How to find the maximum volume of a box with inversely proportional sides

Question

This problem is from my brother's calculus class, so it is slightly over my head (I'm in pre-calc), but I am curious how to go about solving this problem.

Basically there is a rectangle with sides of $15$ units and $9$ units in length, and four squares with sides that have a length of $x$ are cut out of each corner.

If you fold up each of the sides so that it makes a 3-dimensional shape, how would you figure out the maximum volume of the shape?

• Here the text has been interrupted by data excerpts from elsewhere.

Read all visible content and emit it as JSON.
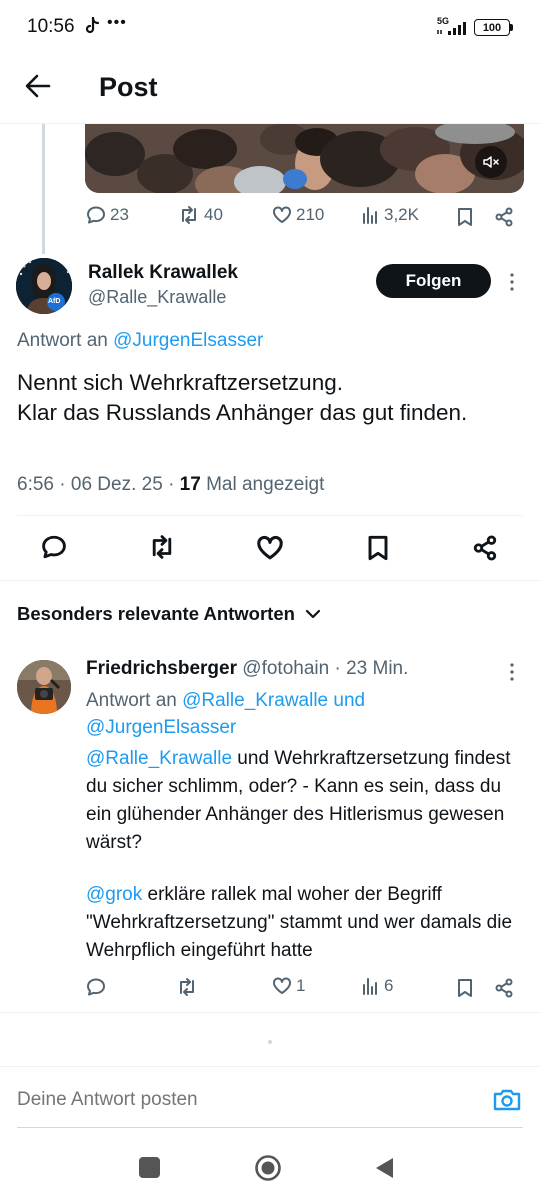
{
  "status_bar": {
    "time": "10:56",
    "dots": "•••",
    "network": "5G",
    "battery": "100"
  },
  "header": {
    "title": "Post"
  },
  "prev_tweet_stats": {
    "replies": "23",
    "reposts": "40",
    "likes": "210",
    "views": "3,2K"
  },
  "main_tweet": {
    "author_name": "Rallek Krawallek",
    "author_handle": "@Ralle_Krawalle",
    "follow_label": "Folgen",
    "reply_prefix": "Antwort an",
    "reply_to": "@JurgenElsasser",
    "text": "Nennt sich Wehrkraftzersetzung.\nKlar das Russlands Anhänger das gut finden.",
    "time": "6:56",
    "date": "06 Dez. 25",
    "view_count": "17",
    "view_label": "Mal angezeigt",
    "avatar_badge": "AfD"
  },
  "replies_section": {
    "title": "Besonders relevante Antworten"
  },
  "reply": {
    "author_name": "Friedrichsberger",
    "author_handle": "@fotohain",
    "time": "23 Min.",
    "reply_prefix": "Antwort an",
    "reply_to_1": "@Ralle_Krawalle",
    "and": "und",
    "reply_to_2": "@JurgenElsasser",
    "mention_1": "@Ralle_Krawalle",
    "text_1": " und Wehrkraftzersetzung findest du sicher schlimm, oder? - Kann es sein, dass du ein glühender Anhänger des Hitlerismus gewesen wärst?",
    "mention_2": "@grok",
    "text_2": " erkläre rallek mal woher der Begriff \"Wehrkraftzersetzung\" stammt und wer damals die Wehrpflich eingeführt hatte",
    "likes": "1",
    "views": "6"
  },
  "compose": {
    "placeholder": "Deine Antwort posten"
  }
}
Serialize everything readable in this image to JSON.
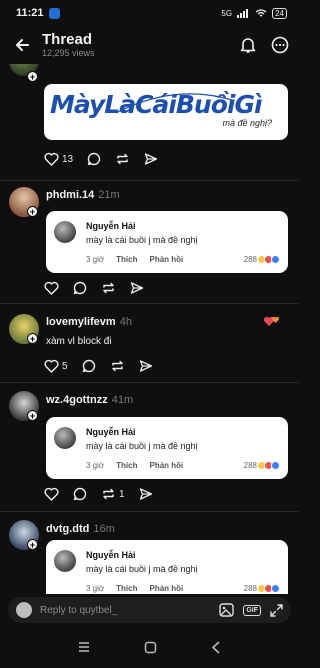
{
  "status": {
    "time": "11:21",
    "battery": "24",
    "network": "5G"
  },
  "header": {
    "title": "Thread",
    "views": "12,295 views"
  },
  "posts": [
    {
      "likes": "13",
      "banner_text": "MàyLàCáiBuồiGì",
      "banner_sub": "mà đề nghị?"
    },
    {
      "username": "phdmi.14",
      "time": "21m"
    },
    {
      "username": "lovemylifevm",
      "time": "4h",
      "text": "xàm vl block đi",
      "likes": "5"
    },
    {
      "username": "wz.4gottnzz",
      "time": "41m",
      "reposts": "1"
    },
    {
      "username": "dvtg.dtd",
      "time": "16m"
    }
  ],
  "quote": {
    "name": "Nguyễn Hải",
    "text": "mày là cái buồi j mà đề nghị",
    "time": "3 giờ",
    "like": "Thích",
    "reply": "Phản hồi",
    "count": "288"
  },
  "composer": {
    "placeholder": "Reply to quytbel_",
    "gif": "GIF"
  },
  "colors": {
    "background": "#0f0f0f",
    "brand": "#1d4fb0"
  }
}
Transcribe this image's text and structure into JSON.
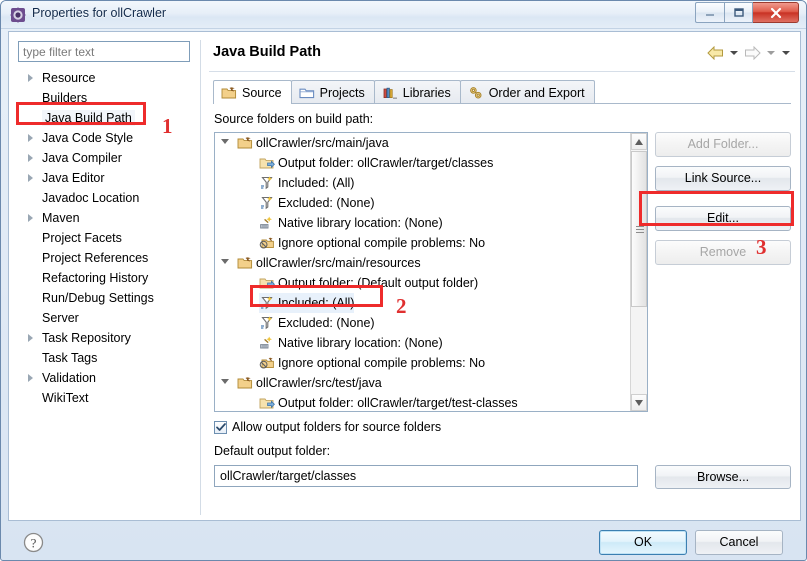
{
  "window": {
    "title": "Properties for ollCrawler",
    "icon": "eclipse-properties-icon",
    "minimize_label": "–",
    "maximize_label": "□",
    "close_label": "✕"
  },
  "sidebar": {
    "filter": {
      "placeholder": "type filter text",
      "value": ""
    },
    "items": [
      {
        "label": "Resource",
        "expandable": true,
        "selected": false
      },
      {
        "label": "Builders",
        "expandable": false,
        "selected": false
      },
      {
        "label": "Java Build Path",
        "expandable": false,
        "selected": true
      },
      {
        "label": "Java Code Style",
        "expandable": true,
        "selected": false
      },
      {
        "label": "Java Compiler",
        "expandable": true,
        "selected": false
      },
      {
        "label": "Java Editor",
        "expandable": true,
        "selected": false
      },
      {
        "label": "Javadoc Location",
        "expandable": false,
        "selected": false
      },
      {
        "label": "Maven",
        "expandable": true,
        "selected": false
      },
      {
        "label": "Project Facets",
        "expandable": false,
        "selected": false
      },
      {
        "label": "Project References",
        "expandable": false,
        "selected": false
      },
      {
        "label": "Refactoring History",
        "expandable": false,
        "selected": false
      },
      {
        "label": "Run/Debug Settings",
        "expandable": false,
        "selected": false
      },
      {
        "label": "Server",
        "expandable": false,
        "selected": false
      },
      {
        "label": "Task Repository",
        "expandable": true,
        "selected": false
      },
      {
        "label": "Task Tags",
        "expandable": false,
        "selected": false
      },
      {
        "label": "Validation",
        "expandable": true,
        "selected": false
      },
      {
        "label": "WikiText",
        "expandable": false,
        "selected": false
      }
    ]
  },
  "page": {
    "title": "Java Build Path",
    "nav": {
      "back_icon": "back-arrow-icon",
      "back_menu_icon": "chevron-down-icon",
      "forward_icon": "forward-arrow-icon",
      "forward_menu_icon": "chevron-down-icon",
      "view_menu_icon": "chevron-down-icon"
    },
    "tabs": [
      {
        "label": "Source",
        "icon": "source-folder-icon",
        "active": true
      },
      {
        "label": "Projects",
        "icon": "projects-icon",
        "active": false
      },
      {
        "label": "Libraries",
        "icon": "libraries-icon",
        "active": false
      },
      {
        "label": "Order and Export",
        "icon": "order-export-icon",
        "active": false
      }
    ],
    "source_label": "Source folders on build path:",
    "tree": [
      {
        "text": "ollCrawler/src/main/java",
        "indent": 0,
        "icon": "source-folder-icon",
        "expander": true,
        "highlight": false
      },
      {
        "text": "Output folder: ollCrawler/target/classes",
        "indent": 1,
        "icon": "output-folder-icon",
        "expander": false,
        "highlight": false
      },
      {
        "text": "Included: (All)",
        "indent": 1,
        "icon": "filter-icon",
        "expander": false,
        "highlight": false
      },
      {
        "text": "Excluded: (None)",
        "indent": 1,
        "icon": "filter-icon",
        "expander": false,
        "highlight": false
      },
      {
        "text": "Native library location: (None)",
        "indent": 1,
        "icon": "native-library-icon",
        "expander": false,
        "highlight": false
      },
      {
        "text": "Ignore optional compile problems: No",
        "indent": 1,
        "icon": "ignore-problems-icon",
        "expander": false,
        "highlight": false
      },
      {
        "text": "ollCrawler/src/main/resources",
        "indent": 0,
        "icon": "source-folder-icon",
        "expander": true,
        "highlight": false
      },
      {
        "text": "Output folder: (Default output folder)",
        "indent": 1,
        "icon": "output-folder-icon",
        "expander": false,
        "highlight": false
      },
      {
        "text": "Included: (All)",
        "indent": 1,
        "icon": "filter-icon",
        "expander": false,
        "highlight": true
      },
      {
        "text": "Excluded: (None)",
        "indent": 1,
        "icon": "filter-icon",
        "expander": false,
        "highlight": false
      },
      {
        "text": "Native library location: (None)",
        "indent": 1,
        "icon": "native-library-icon",
        "expander": false,
        "highlight": false
      },
      {
        "text": "Ignore optional compile problems: No",
        "indent": 1,
        "icon": "ignore-problems-icon",
        "expander": false,
        "highlight": false
      },
      {
        "text": "ollCrawler/src/test/java",
        "indent": 0,
        "icon": "source-folder-icon",
        "expander": true,
        "highlight": false
      },
      {
        "text": "Output folder: ollCrawler/target/test-classes",
        "indent": 1,
        "icon": "output-folder-icon",
        "expander": false,
        "highlight": false
      }
    ],
    "side_buttons": [
      {
        "label": "Add Folder...",
        "enabled": false
      },
      {
        "label": "Link Source...",
        "enabled": true
      },
      {
        "label": "Edit...",
        "enabled": true
      },
      {
        "label": "Remove",
        "enabled": false
      }
    ],
    "allow_output_folders": {
      "label": "Allow output folders for source folders",
      "checked": true,
      "check_glyph": "✓"
    },
    "default_output": {
      "label": "Default output folder:",
      "value": "ollCrawler/target/classes",
      "browse_label": "Browse..."
    }
  },
  "footer": {
    "help_icon": "help-question-icon",
    "ok_label": "OK",
    "cancel_label": "Cancel"
  },
  "annotations": [
    {
      "number": "1",
      "target": "Java Build Path sidebar item"
    },
    {
      "number": "2",
      "target": "Included: (All) tree row"
    },
    {
      "number": "3",
      "target": "Edit... button"
    }
  ],
  "colors": {
    "annotation_red": "#ee2b2b",
    "annotation_number": "#e03030",
    "title_text": "#11294a",
    "close_button": "#c93224",
    "ok_border": "#3c7fb1",
    "selection_blue": "#e8f1fb"
  }
}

Here's what I have so far:

$V = (15-2x)(9-2x)x$

$V = 4x^3 - 48x^2 + 135x$

That's about as far as I've gotten. Can anybody help?

Answer 1

Since the derivative is the slope of the curve, the point is a maximum or a minimum when derivative equals zero You have, $$V = 4x^3 - 48x^2 + 135x\\ \dfrac{dV}{dx}=12x^2-96x+135\\ \dfrac{dV}{dx}=0 \Rightarrow 12x^2-96x+135 =0$$ Solving this, we get $$x\approx6.2,1.8$$ Substituting these values on $V$,(or by excluding $6.2$, since one of the sides is $(9-2x)$) we can find that maximum value of $V$ will be obtained when $x=1.8$

Therefore, Maximum Volume $=110$

This can be verified using the graph

Answer 2

The extreme values of "nice" functions (such as polynomials, which is what $V(x)$ is) occur either at boundary values or at points where derivative is zero.

Here, first get the "boundaries" of $x$, for example, $x$ cannot be negative so lower boundary is zero; also it cannot exceed the box's dimension. Find out $V$ at such points.

Then, find out $V$ at points where $V'(x)=0$

The maximum of all these $V$s is the requisite value.

Answer 3

Continuing from neo's approximate root if we take $x\approx 6.2$ then length of one side of the box would be $ 9-2\times 6.2 <0,~$ which is discarded.

Next taking second root for $4 x^2-32x+45 =0,~ x\approx 1.820551 ;$

Volume $ = 1.820551 (9-2 \times 1.820551)(15-2 \times 1.820551)\approx 110.81908 ;$

Sign of next (second) derivative $ 8(x-4) $ is negative hence volume is confirmed maximum.